Para fugir desse movimento, o restaurante Point do Açaí resolveu criar um mutirão de empregos. A casa tem cinco lojas e previsão de abrir a sexta ainda esse ano. Foram disponibilizadas 45 vagas, para diversas funções, e mais de 350 pessoas compareceram à seleção.
“Quanto mais se aproxima a COP, vai virando uma guerra por profissionais. Por isso, criamos a ação –até para que a gente se conheça pessoalmente e o candidato entenda como trabalhamos, dando todo apoio a eles, para conquistá-los e dar match”, diz o diretor operacional do grupo Pedro Andrade.
Letícia Trindade, 22, participou do mutirão, buscando usar a experiência de auxiliar administrativo para o cargo de assistente de auditoria. “Apesar de nunca ter trabalhado nessa área, já fui responsável por estoque de loja e espero que isso ajude”, conta.

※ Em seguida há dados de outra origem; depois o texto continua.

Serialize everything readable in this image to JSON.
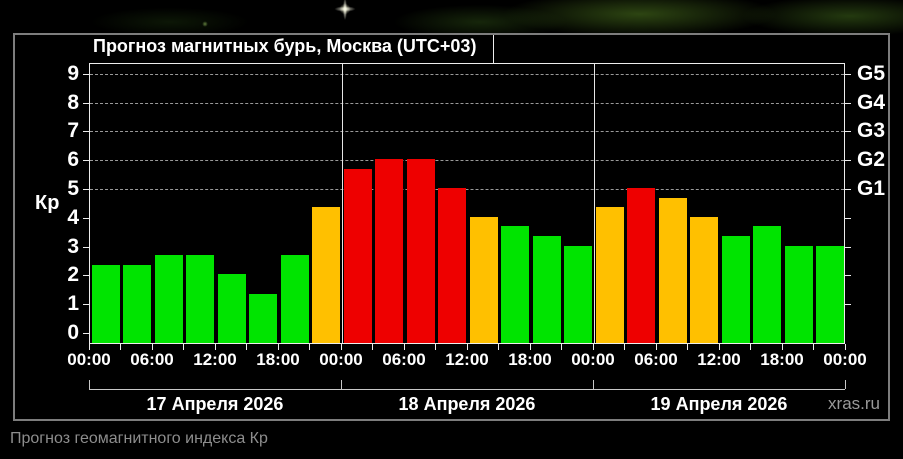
{
  "header": {
    "title": "Прогноз магнитных бурь, Москва (UTC+03)"
  },
  "footer": {
    "caption": "Прогноз геомагнитного индекса Кр",
    "watermark": "xras.ru"
  },
  "chart_data": {
    "type": "bar",
    "title": "Прогноз магнитных бурь, Москва (UTC+03)",
    "ylabel": "Кр",
    "xlabel": "",
    "ylim": [
      0,
      9
    ],
    "y_ticks": [
      0,
      1,
      2,
      3,
      4,
      5,
      6,
      7,
      8,
      9
    ],
    "right_axis": [
      {
        "value": 5,
        "label": "G1"
      },
      {
        "value": 6,
        "label": "G2"
      },
      {
        "value": 7,
        "label": "G3"
      },
      {
        "value": 8,
        "label": "G4"
      },
      {
        "value": 9,
        "label": "G5"
      }
    ],
    "gridlines_at": [
      5,
      6,
      7,
      8,
      9
    ],
    "gridline_style": "dashed",
    "grid": "horizontal dashed lines at storm levels only",
    "legend_position": "none",
    "bar_interval_hours": 3,
    "x_tick_labels": [
      "00:00",
      "06:00",
      "12:00",
      "18:00",
      "00:00",
      "06:00",
      "12:00",
      "18:00",
      "00:00",
      "06:00",
      "12:00",
      "18:00",
      "00:00"
    ],
    "days": [
      {
        "date": "17 Апреля 2026",
        "values": [
          2.33,
          2.33,
          2.67,
          2.67,
          2.0,
          1.33,
          2.67,
          4.33
        ]
      },
      {
        "date": "18 Апреля 2026",
        "values": [
          5.67,
          6.0,
          6.0,
          5.0,
          4.0,
          3.67,
          3.33,
          3.0
        ]
      },
      {
        "date": "19 Апреля 2026",
        "values": [
          4.33,
          5.0,
          4.67,
          4.0,
          3.33,
          3.67,
          3.0,
          3.0
        ]
      }
    ],
    "colors": {
      "quiet_green": "#00e400",
      "active_orange": "#ffc000",
      "storm_red": "#ee0000"
    },
    "color_rule": "green: Kp<4, orange: 4<=Kp<5, red: Kp>=5"
  }
}
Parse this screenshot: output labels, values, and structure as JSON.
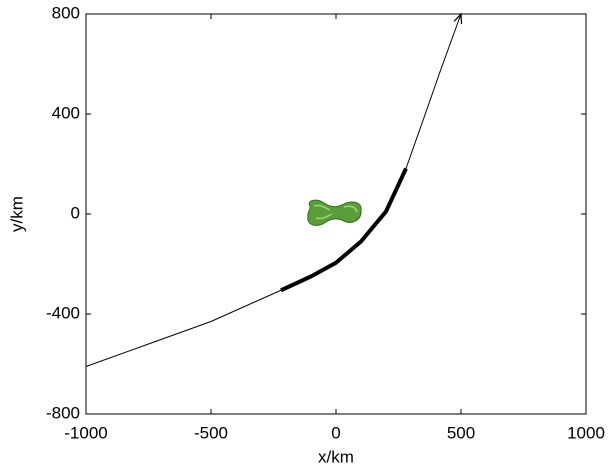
{
  "chart_data": {
    "type": "line",
    "xlabel": "x/km",
    "ylabel": "y/km",
    "xlim": [
      -1000,
      1000
    ],
    "xticks": [
      -1000,
      -500,
      0,
      500,
      1000
    ],
    "ylim": [
      -800,
      800
    ],
    "yticks": [
      -800,
      -400,
      0,
      400,
      800
    ],
    "grid": false,
    "series": [
      {
        "color": "#000000",
        "line_width": 1,
        "x": [
          -1000,
          -750,
          -500,
          -220
        ],
        "values": [
          -610,
          -520,
          -430,
          -305
        ]
      },
      {
        "color": "#000000",
        "line_width": 4,
        "x": [
          -220,
          -100,
          0,
          100,
          200,
          280
        ],
        "values": [
          -305,
          -250,
          -195,
          -110,
          10,
          182
        ]
      },
      {
        "color": "#000000",
        "line_width": 1,
        "arrow": true,
        "x": [
          280,
          350,
          420,
          500
        ],
        "values": [
          182,
          380,
          580,
          800
        ]
      }
    ]
  }
}
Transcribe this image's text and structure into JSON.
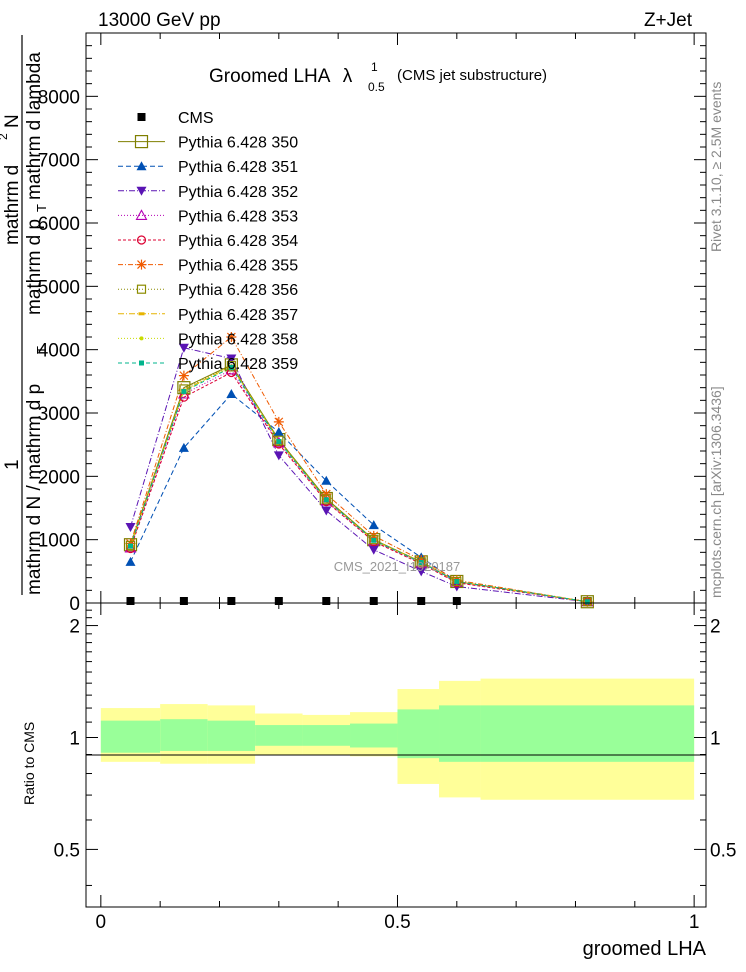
{
  "header": {
    "left": "13000 GeV pp",
    "right": "Z+Jet"
  },
  "side": {
    "rivet": "Rivet 3.1.10, ≥ 2.5M events",
    "mcplots": "mcplots.cern.ch [arXiv:1306.3436]"
  },
  "watermark": "CMS_2021_I1920187",
  "chart_data": {
    "type": "line",
    "title_main": "Groomed LHA",
    "title_lambda": "λ",
    "title_sup": "1",
    "title_sub": "0.5",
    "title_note": "(CMS jet substructure)",
    "ylabel_parts": [
      "1",
      "mathrm d N / mathrm d p",
      "T",
      "mathrm d",
      "2",
      "N",
      "mathrm d p",
      "T",
      "mathrm d lambda"
    ],
    "xlabel": "groomed LHA",
    "ratio_ylabel": "Ratio to CMS",
    "xlim": [
      -0.025,
      1.02
    ],
    "ylim": [
      0,
      9000
    ],
    "ratio_ylim": [
      0.35,
      2.3
    ],
    "x_ticks": [
      0,
      0.5,
      1
    ],
    "x_tick_labels": [
      "0",
      "0.5",
      "1"
    ],
    "y_ticks": [
      0,
      1000,
      2000,
      3000,
      4000,
      5000,
      6000,
      7000,
      8000
    ],
    "y_tick_labels": [
      "0",
      "1000",
      "2000",
      "3000",
      "4000",
      "5000",
      "6000",
      "7000",
      "8000"
    ],
    "ratio_ticks": [
      0.5,
      1,
      2
    ],
    "ratio_tick_labels": [
      "0.5",
      "1",
      "2"
    ],
    "x": [
      0.05,
      0.14,
      0.22,
      0.3,
      0.38,
      0.46,
      0.54,
      0.6,
      0.82
    ],
    "band_edges": [
      0,
      0.1,
      0.18,
      0.26,
      0.34,
      0.42,
      0.5,
      0.57,
      0.64,
      1.0
    ],
    "band_inner": [
      [
        0.91,
        1.11
      ],
      [
        0.92,
        1.12
      ],
      [
        0.92,
        1.11
      ],
      [
        0.95,
        1.08
      ],
      [
        0.95,
        1.08
      ],
      [
        0.94,
        1.09
      ],
      [
        0.88,
        1.19
      ],
      [
        0.86,
        1.22
      ],
      [
        0.86,
        1.22
      ]
    ],
    "band_outer": [
      [
        0.86,
        1.2
      ],
      [
        0.85,
        1.23
      ],
      [
        0.85,
        1.22
      ],
      [
        0.9,
        1.16
      ],
      [
        0.9,
        1.15
      ],
      [
        0.89,
        1.17
      ],
      [
        0.75,
        1.35
      ],
      [
        0.69,
        1.42
      ],
      [
        0.68,
        1.44
      ]
    ],
    "legend_position": "top-left",
    "series": [
      {
        "name": "CMS",
        "color": "#000000",
        "marker": "square-filled",
        "dash": "none",
        "values": [
          0,
          0,
          0,
          0,
          0,
          0,
          0,
          0,
          0
        ]
      },
      {
        "name": "Pythia 6.428 350",
        "color": "#7f7f00",
        "marker": "square-open-big",
        "dash": "solid",
        "values": [
          920,
          3400,
          3760,
          2580,
          1650,
          1000,
          650,
          340,
          20
        ]
      },
      {
        "name": "Pythia 6.428 351",
        "color": "#0050b4",
        "marker": "triangle-up-filled",
        "dash": "5,3",
        "values": [
          650,
          2450,
          3300,
          2700,
          1930,
          1230,
          720,
          340,
          20
        ]
      },
      {
        "name": "Pythia 6.428 352",
        "color": "#5a14b4",
        "marker": "triangle-down-filled",
        "dash": "6,2,1,2",
        "values": [
          1200,
          4030,
          3860,
          2330,
          1460,
          840,
          500,
          260,
          20
        ]
      },
      {
        "name": "Pythia 6.428 353",
        "color": "#b400b4",
        "marker": "triangle-up-open",
        "dash": "1,2",
        "values": [
          870,
          3300,
          3680,
          2530,
          1610,
          980,
          630,
          330,
          20
        ]
      },
      {
        "name": "Pythia 6.428 354",
        "color": "#dc0032",
        "marker": "circle-open",
        "dash": "3,2",
        "values": [
          860,
          3250,
          3640,
          2510,
          1600,
          970,
          620,
          320,
          20
        ]
      },
      {
        "name": "Pythia 6.428 355",
        "color": "#f05a00",
        "marker": "star",
        "dash": "5,2,1,2",
        "values": [
          940,
          3590,
          4200,
          2860,
          1720,
          1060,
          680,
          360,
          20
        ]
      },
      {
        "name": "Pythia 6.428 356",
        "color": "#8c8c00",
        "marker": "square-open",
        "dash": "1,2",
        "values": [
          910,
          3380,
          3750,
          2570,
          1640,
          1000,
          650,
          340,
          20
        ]
      },
      {
        "name": "Pythia 6.428 357",
        "color": "#e6b400",
        "marker": "dash",
        "dash": "6,2,1,2",
        "values": [
          900,
          3360,
          3740,
          2560,
          1630,
          990,
          650,
          340,
          20
        ]
      },
      {
        "name": "Pythia 6.428 358",
        "color": "#c8dc00",
        "marker": "dot",
        "dash": "1,2",
        "values": [
          900,
          3350,
          3730,
          2560,
          1630,
          990,
          640,
          340,
          20
        ]
      },
      {
        "name": "Pythia 6.428 359",
        "color": "#00b48c",
        "marker": "square-filled-small",
        "dash": "4,3",
        "values": [
          900,
          3340,
          3720,
          2550,
          1630,
          990,
          640,
          340,
          20
        ]
      }
    ]
  }
}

A operadora de caixa Maria Cristina Brito, 63, que está há um ano desempregada, viu na iniciativa uma chance de recolocação.
“Quando vi nas redes sociais, me animei e trouxe meu currículo. Não consegui emprego [até agora] porque as pessoas ainda têm preconceito com a idade, mas dessa vez tenho esperança”, desabafa.